Charles Darwin cited the Bencao Gangmu twice in The Variation of Animals and Plants under Domestication (1868), using Li's observations on the domestic goldfish and on the diversity of cultivated plants as evidence for his arguments about artificial selection. Darwin's citations are an index of the text's reputation in Victorian scientific circles: he had access to a French translation (by Stanislas Julien, 1855) and treated it as a reliable source of natural historical data. The Bencao Gangmu is thus one of the relatively rare pre-modern non-European texts to have had a documented influence on the development of Western evolutionary biology.
In the twentieth century the text has been the starting point for multiple pharmaceutical discoveries beyond artemisinin: compounds derived from plants documented by Li include huperzine A (from club moss, now in clinical trials for Alzheimer's disease), berberine (from coptis rhizome, documented antibacterial and anti-diabetic properties), and triptolide (from thunder god vine, under investigation as an anti-inflammatory and anti-cancer agent). The Bencao Gangmu functions, in this respect, as a pre-screened library of bioactive compounds: two thousand years of clinical observation have identified which plants produce physiologically significant effects; the task of modern pharmacology is to identify which effects are real, which mechanisms produce them, and whether they can be isolated and standardized.
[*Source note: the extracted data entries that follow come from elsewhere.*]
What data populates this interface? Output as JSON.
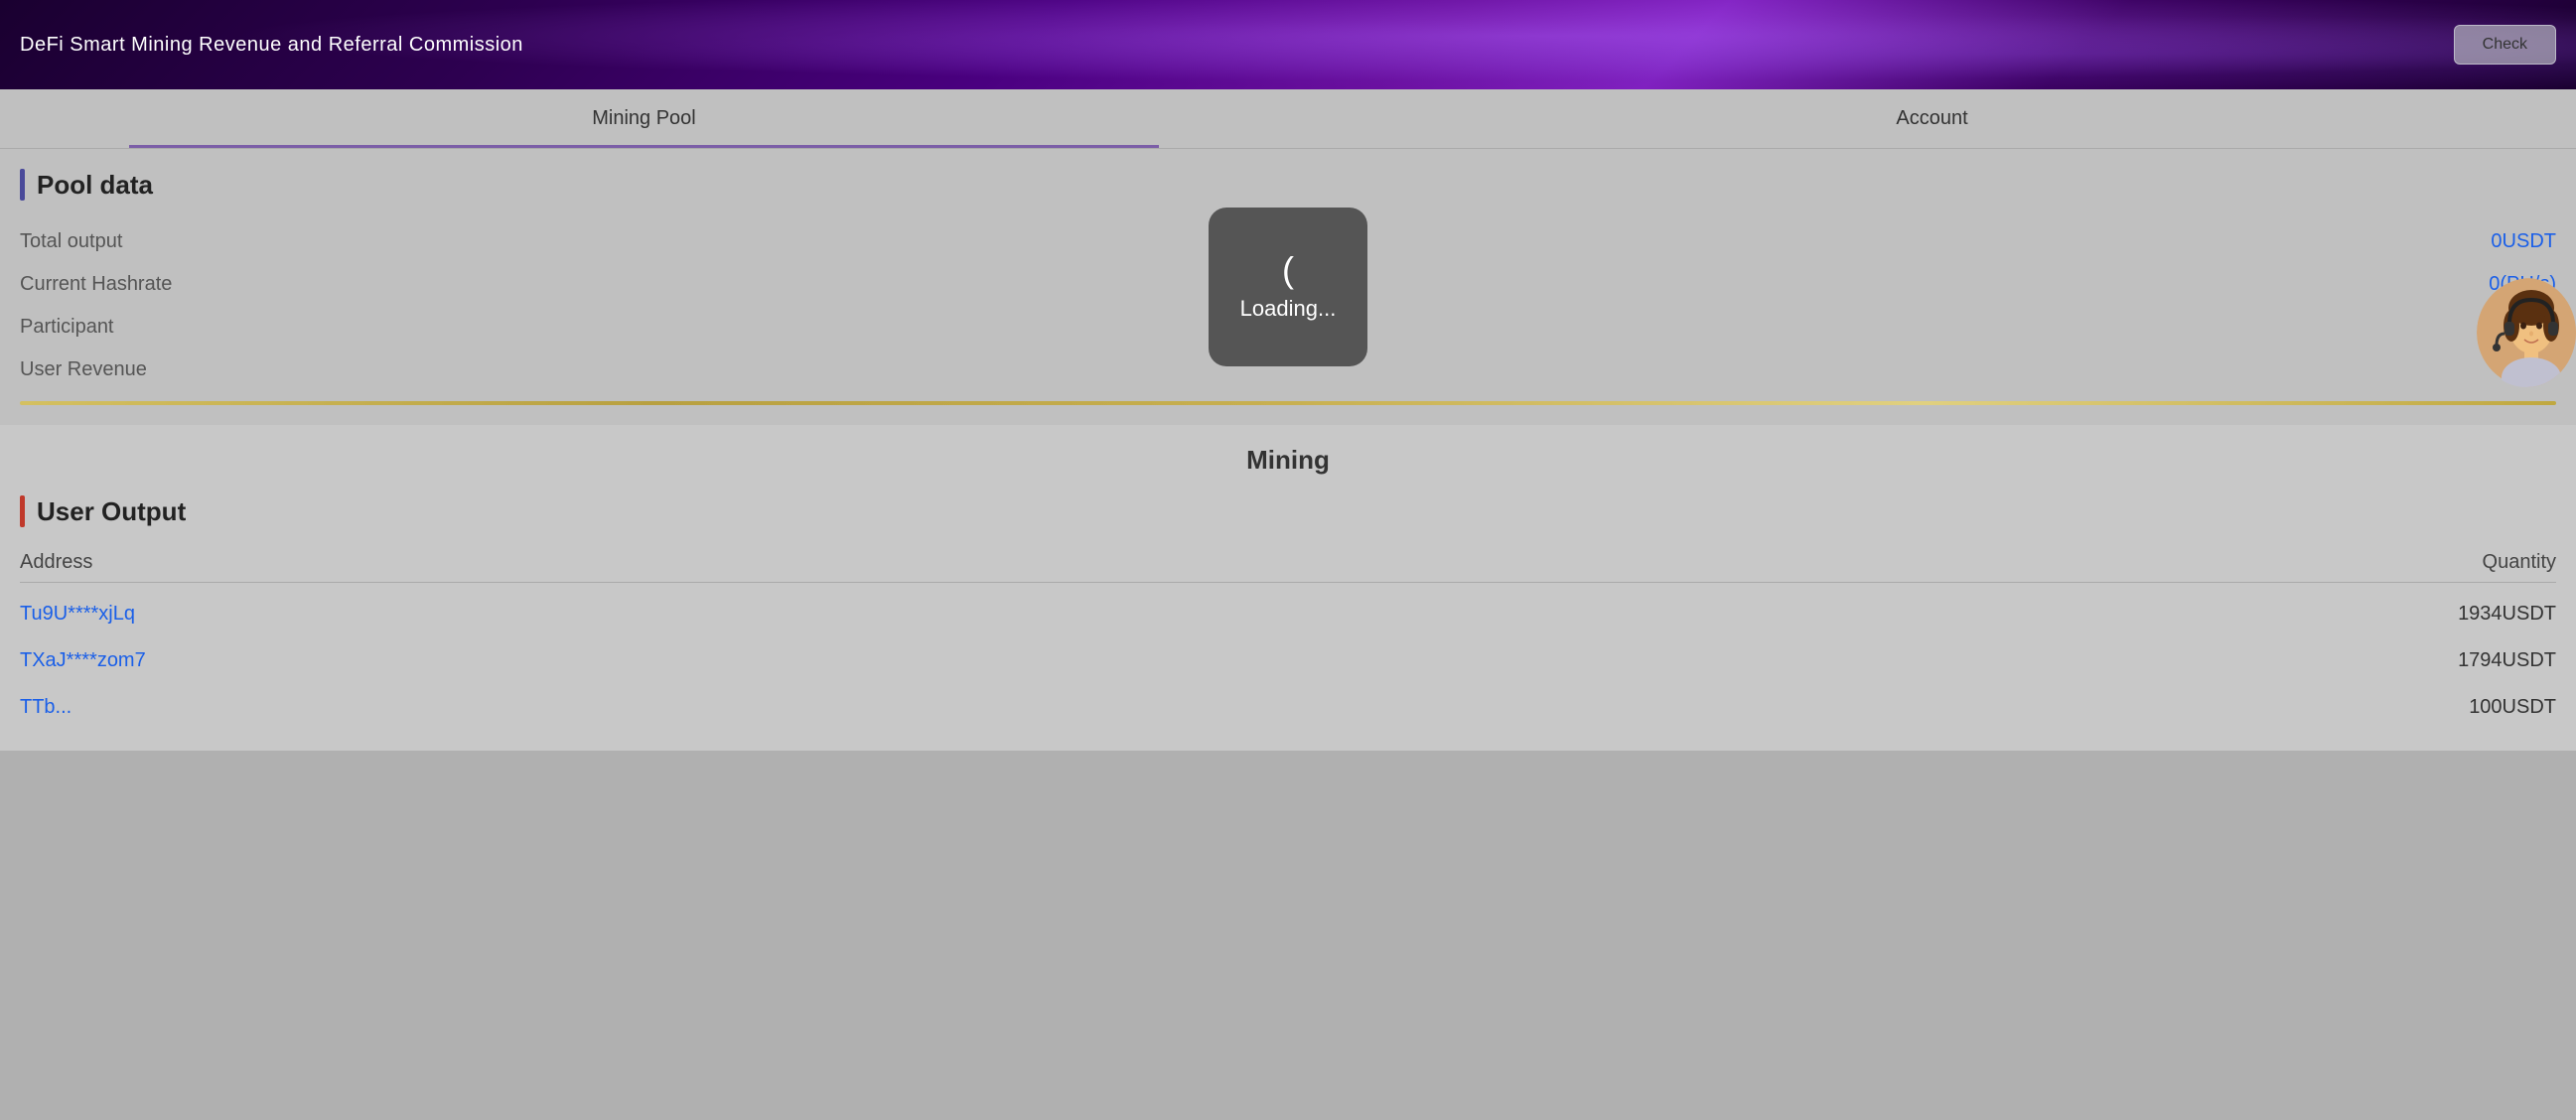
{
  "header": {
    "title": "DeFi Smart Mining Revenue and Referral Commission",
    "check_button": "Check"
  },
  "tabs": [
    {
      "id": "mining-pool",
      "label": "Mining Pool",
      "active": true
    },
    {
      "id": "account",
      "label": "Account",
      "active": false
    }
  ],
  "pool_data": {
    "heading": "Pool data",
    "rows": [
      {
        "label": "Total output",
        "value": "0USDT"
      },
      {
        "label": "Current Hashrate",
        "value": "0(PH/s)"
      },
      {
        "label": "Participant",
        "value": ""
      },
      {
        "label": "User Revenue",
        "value": ""
      }
    ]
  },
  "mining": {
    "title": "Mining"
  },
  "user_output": {
    "heading": "User Output",
    "columns": {
      "address": "Address",
      "quantity": "Quantity"
    },
    "rows": [
      {
        "address": "Tu9U****xjLq",
        "quantity": "1934USDT"
      },
      {
        "address": "TXaJ****zom7",
        "quantity": "1794USDT"
      },
      {
        "address": "TTb...",
        "quantity": "100USDT"
      }
    ]
  },
  "loading": {
    "paren": "(",
    "text": "Loading..."
  }
}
Materia medica — the traditional term for the pharmacological literature and its subject matter. 本 means "root" or "basis"; 草 means "grass/herb." Together they originally referred to herbal medicine specifically, then expanded to cover the full range of medicinal substances: minerals, animal products, and foods. The entire genre of Chinese pharmacopoeias is called the 本草 tradition.
Ruler, minister, assistant, envoy — the four functional roles within a compound herbal formula. The 君 drug addresses the primary condition; the 臣 supports or amplifies it; the 佐 moderates harsh effects or treats secondary symptoms; the 使 guides the formula to the target organ and harmonizes the combination. This hierarchy organizes Chinese herbal prescription to the present day.
Four temperatures and five flavors — the two-axis system for classifying drug properties. The four temperatures: cold (寒), cool (凉), warm (温), hot (热). The five flavors: sour (酸), bitter (苦), sweet (甘), pungent (辛), salty (咸). Each flavor has specific organ affinities and physiological effects. A drug's properties in this system determine which patterns it treats and how it is combined with other substances.
Toxicity — one of the key properties documented for each drug in the Bencao Gangmu. Li distinguished between non-toxic (无毒), slightly toxic (小毒), moderately toxic (有毒), and highly toxic (大毒) substances, with corresponding cautions about dosage, preparation, and contraindications. His willingness to classify substances as genuinely dangerous — including popular alchemical preparations — was one of his most important scientific contributions.